I was angry with my foe:
I told it not, my wrath did grow.
And I water'd it in fears,
Night & morning with my tears;
And I sunned it with smiles,
And with soft deceitful wiles.
And it grew both day and night,
Till it bore an apple bright;
And my foe beheld it shine,
And he knew that it was mine,
And into my garden stole
When the night had veil'd the pole:
In the morning glad I see
My foe outstretch'd beneath the tree."
You could say all sorts of things about this poem: an immediate allusion to the first garden. Three characters here, or perhaps four: I am two people: that of God in me confesses my feelings, there's an implied forgiveness; there's an unspoken tree of life. The other "i" is my selfhood, that of Satan in me; I dissemble, like the hypocrite I am; I brood over being wronged, and fantasize getting even with that s.o.b. That's the way the devilish tree came about.

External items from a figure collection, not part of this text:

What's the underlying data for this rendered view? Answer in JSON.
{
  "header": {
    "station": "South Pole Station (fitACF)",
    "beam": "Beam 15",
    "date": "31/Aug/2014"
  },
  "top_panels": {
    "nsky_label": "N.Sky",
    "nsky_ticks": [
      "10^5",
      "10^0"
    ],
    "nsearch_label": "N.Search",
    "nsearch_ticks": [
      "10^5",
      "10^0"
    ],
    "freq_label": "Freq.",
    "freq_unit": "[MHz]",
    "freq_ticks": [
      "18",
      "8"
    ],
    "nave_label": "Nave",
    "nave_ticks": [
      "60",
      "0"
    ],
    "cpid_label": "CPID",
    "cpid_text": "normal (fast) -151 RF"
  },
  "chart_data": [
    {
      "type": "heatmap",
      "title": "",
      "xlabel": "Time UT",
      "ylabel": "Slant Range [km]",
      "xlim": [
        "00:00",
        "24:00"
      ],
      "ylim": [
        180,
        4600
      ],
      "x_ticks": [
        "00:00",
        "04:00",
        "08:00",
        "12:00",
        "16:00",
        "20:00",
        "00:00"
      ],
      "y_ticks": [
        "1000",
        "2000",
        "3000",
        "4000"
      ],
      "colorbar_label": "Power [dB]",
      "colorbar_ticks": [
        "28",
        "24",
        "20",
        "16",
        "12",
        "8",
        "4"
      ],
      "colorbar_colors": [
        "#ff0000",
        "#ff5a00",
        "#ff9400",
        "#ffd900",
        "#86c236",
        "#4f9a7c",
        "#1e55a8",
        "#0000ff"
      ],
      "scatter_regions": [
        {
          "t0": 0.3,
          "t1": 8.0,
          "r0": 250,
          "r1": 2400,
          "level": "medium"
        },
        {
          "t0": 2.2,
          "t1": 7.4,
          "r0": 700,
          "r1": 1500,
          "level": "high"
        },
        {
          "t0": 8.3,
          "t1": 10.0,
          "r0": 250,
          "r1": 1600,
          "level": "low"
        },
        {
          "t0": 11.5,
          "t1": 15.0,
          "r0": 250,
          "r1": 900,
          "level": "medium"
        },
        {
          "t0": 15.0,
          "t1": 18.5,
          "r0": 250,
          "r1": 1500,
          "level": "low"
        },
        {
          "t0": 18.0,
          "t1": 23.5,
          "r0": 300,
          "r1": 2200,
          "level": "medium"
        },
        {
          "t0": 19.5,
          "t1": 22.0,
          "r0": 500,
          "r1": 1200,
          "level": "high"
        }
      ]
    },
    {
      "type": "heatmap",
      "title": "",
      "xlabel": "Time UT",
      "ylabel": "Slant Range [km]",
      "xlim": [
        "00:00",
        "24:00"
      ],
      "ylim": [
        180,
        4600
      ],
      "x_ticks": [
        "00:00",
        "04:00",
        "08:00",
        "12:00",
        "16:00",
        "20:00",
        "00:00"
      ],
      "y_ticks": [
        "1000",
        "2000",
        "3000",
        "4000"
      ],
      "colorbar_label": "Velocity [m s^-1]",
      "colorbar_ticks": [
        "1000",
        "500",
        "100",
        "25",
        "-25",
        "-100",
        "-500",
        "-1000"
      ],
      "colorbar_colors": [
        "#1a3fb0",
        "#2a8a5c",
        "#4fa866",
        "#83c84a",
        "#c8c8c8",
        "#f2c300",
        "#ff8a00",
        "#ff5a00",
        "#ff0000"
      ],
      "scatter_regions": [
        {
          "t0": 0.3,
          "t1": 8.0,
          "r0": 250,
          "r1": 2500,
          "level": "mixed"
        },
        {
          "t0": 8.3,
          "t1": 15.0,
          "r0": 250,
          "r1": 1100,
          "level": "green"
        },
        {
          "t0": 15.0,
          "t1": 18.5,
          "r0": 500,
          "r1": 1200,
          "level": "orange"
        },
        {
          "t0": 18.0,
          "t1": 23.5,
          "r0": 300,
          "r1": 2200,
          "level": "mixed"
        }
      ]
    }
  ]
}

In fact Blake explained it baldly in another of the Songs of Experience, call The Human Abstract:
Pity would be no more
If we did not make somebody Poor;
And Mercy no more could be
If all were as happy as we.
And mutual fear brings peace,
Till the selfish loves increase:
Then Cruelty knits a snare,
And spreads his baits with care.
He sits down with holy fears,
And waters the ground with tears;
Then Humility takes its root
Underneath his foot.
Soon spreads the dismal shade
Of Mystery over his head;
And the Catterpiller and Fly
Feed on the Mystery.
And it bears the fruit of Deceit,
Ruddy and sweet to eat;
And the Raven his nest has made
In its thickest shade.
The Gods of the earth and sea
Sought thro' Nature to find this Tree;
But their search was all in vain:
There grows one in the Human Brain.
A Poison Tree
The Tree of Mystery
The Tree of the Knowledge of Good and Evil. All too often what we take to be good is taken by another to be evil, or vice versa.